Bibliometrics is used in research performance evaluation, especially in university and government labs, and also by policymakers, research directors and administrators, information specialists and librarians, and researchers’ themselves. The purpose of Bibliometrics is to make quantitative analysis of science and technology performance, quantitative analysis of the cognitive and organizational structure of science and technology and to know how a certain science or technology has evolved in a certain period of time. Bibliometrics analysis has not been conducted in Ethiopia; in 2014, however, STIC was planning to conduct it.

==ICT systems==

===Golgule search engine===
The center recently published a science and technology focused search database employing an advanced data mining technology that supports local languages. Golgule search engine also features photos and videos, press conferences via online streaming, promotional and instructional materials, including technology videos for livelihood.

===National digital library===
STIC is hosting Ethiopia's first national science and technology digital library. It provides custom-picked educational resources that are used to meet the country's academic and knowledge needs. With emphasis on the sciences, technology, and engineering as well as humanities and arts, it boasts a large collection of e-books. It targets formal and informal, institutional and individual, in local, state and national customers. The digital library employs tools like optical character recognition and has a pioneering OCR system developed to work with local language, Amharic.
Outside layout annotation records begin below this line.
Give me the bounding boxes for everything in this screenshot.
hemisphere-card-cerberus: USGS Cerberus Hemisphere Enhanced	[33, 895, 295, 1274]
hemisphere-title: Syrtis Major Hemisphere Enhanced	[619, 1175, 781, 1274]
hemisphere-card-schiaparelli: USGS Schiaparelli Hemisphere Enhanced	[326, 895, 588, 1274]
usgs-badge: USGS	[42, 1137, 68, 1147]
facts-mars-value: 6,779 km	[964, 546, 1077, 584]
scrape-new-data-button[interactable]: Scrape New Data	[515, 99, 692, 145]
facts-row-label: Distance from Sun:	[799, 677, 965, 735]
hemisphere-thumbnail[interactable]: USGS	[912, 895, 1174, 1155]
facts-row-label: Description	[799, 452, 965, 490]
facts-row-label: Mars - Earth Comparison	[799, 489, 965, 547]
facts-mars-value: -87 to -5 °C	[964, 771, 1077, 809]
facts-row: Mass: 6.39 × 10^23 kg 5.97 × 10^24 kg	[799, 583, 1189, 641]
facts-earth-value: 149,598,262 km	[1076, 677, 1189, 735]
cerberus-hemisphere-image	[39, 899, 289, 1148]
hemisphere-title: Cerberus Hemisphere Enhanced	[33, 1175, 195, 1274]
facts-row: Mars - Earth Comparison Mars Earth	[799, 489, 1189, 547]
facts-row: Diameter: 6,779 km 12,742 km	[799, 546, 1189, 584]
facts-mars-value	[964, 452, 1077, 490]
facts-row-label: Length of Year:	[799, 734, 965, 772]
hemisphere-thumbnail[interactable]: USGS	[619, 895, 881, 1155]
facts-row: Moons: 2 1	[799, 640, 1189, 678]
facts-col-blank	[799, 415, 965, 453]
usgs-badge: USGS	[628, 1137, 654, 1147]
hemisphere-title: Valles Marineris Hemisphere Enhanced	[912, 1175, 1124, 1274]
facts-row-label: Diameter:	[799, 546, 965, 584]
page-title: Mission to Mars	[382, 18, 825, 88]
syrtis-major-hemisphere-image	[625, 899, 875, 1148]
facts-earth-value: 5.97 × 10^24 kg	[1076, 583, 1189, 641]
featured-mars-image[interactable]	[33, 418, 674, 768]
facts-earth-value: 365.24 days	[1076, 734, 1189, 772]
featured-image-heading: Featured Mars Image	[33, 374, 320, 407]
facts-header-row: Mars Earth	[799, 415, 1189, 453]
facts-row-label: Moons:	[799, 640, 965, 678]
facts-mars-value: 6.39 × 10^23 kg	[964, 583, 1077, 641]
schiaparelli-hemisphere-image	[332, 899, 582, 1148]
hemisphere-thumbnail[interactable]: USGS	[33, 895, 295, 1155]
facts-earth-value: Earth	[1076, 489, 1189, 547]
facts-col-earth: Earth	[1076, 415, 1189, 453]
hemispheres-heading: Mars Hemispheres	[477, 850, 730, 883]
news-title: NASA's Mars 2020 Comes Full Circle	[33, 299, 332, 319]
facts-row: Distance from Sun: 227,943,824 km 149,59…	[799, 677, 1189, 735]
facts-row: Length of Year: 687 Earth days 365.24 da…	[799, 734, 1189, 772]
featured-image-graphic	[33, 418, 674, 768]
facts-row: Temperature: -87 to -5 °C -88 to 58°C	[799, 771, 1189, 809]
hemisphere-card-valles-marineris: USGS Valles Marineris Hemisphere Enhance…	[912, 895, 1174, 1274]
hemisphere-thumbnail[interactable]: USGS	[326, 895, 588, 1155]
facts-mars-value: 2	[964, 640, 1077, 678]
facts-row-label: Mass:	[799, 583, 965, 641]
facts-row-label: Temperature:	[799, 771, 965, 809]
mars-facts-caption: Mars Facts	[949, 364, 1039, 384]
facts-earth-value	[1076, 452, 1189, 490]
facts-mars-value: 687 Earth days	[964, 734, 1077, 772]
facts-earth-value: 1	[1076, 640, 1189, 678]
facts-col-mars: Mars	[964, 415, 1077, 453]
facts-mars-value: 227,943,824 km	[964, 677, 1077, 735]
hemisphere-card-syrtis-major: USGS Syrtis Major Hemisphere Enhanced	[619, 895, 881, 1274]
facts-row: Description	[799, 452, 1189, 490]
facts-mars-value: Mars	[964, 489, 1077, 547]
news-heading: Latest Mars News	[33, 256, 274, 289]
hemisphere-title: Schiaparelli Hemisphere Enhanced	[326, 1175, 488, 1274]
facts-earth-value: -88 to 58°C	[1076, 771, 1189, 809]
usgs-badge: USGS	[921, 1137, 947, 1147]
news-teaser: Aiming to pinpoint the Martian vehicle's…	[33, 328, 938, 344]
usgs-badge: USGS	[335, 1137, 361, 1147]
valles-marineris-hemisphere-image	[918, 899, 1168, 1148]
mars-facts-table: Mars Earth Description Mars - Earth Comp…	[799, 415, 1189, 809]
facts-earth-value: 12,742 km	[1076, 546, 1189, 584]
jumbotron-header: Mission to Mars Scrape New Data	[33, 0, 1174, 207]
===Patent information management system===
In collaboration with EIPO (Ethiopian Intellectual Property Office), STIC hosts a patent information storage, searching and retrieval system for local as well as international patents. International patents so far include the US patents, Japanese and Chinese patents. It also hosts locally registered PIs. The patent platform has multiple query generation processes, organized according to priority areas for technology transfer; it also supports the Amharic language.

===Data center===
The center has its own datacenter where it hosts all its public as well as private services for its stakeholders. This data-center subsumes standard data center equipment including high end servers, storage servers; network attached storages as well as network connectivity and integration accessories.

===Office automation===
The center has focused its resources at the beginning on internal automation and seamless operation. Through this focus, it has produced two automation systems for the country: HRMS (Human Resource Management System) and BSC (Balanced Scored Card). HRMS, through its web-based interface, automates payroll and benefits, personnel information, leave/attendance management, performance appraisals, etc. The second BSC system also focuses on employee management, but from a performance point of view, using the international balanced score card scheme. It is also web-based and helps report the progress of the organization as a whole as well as measure the performances of departments, teams and individuals in a scientific manner.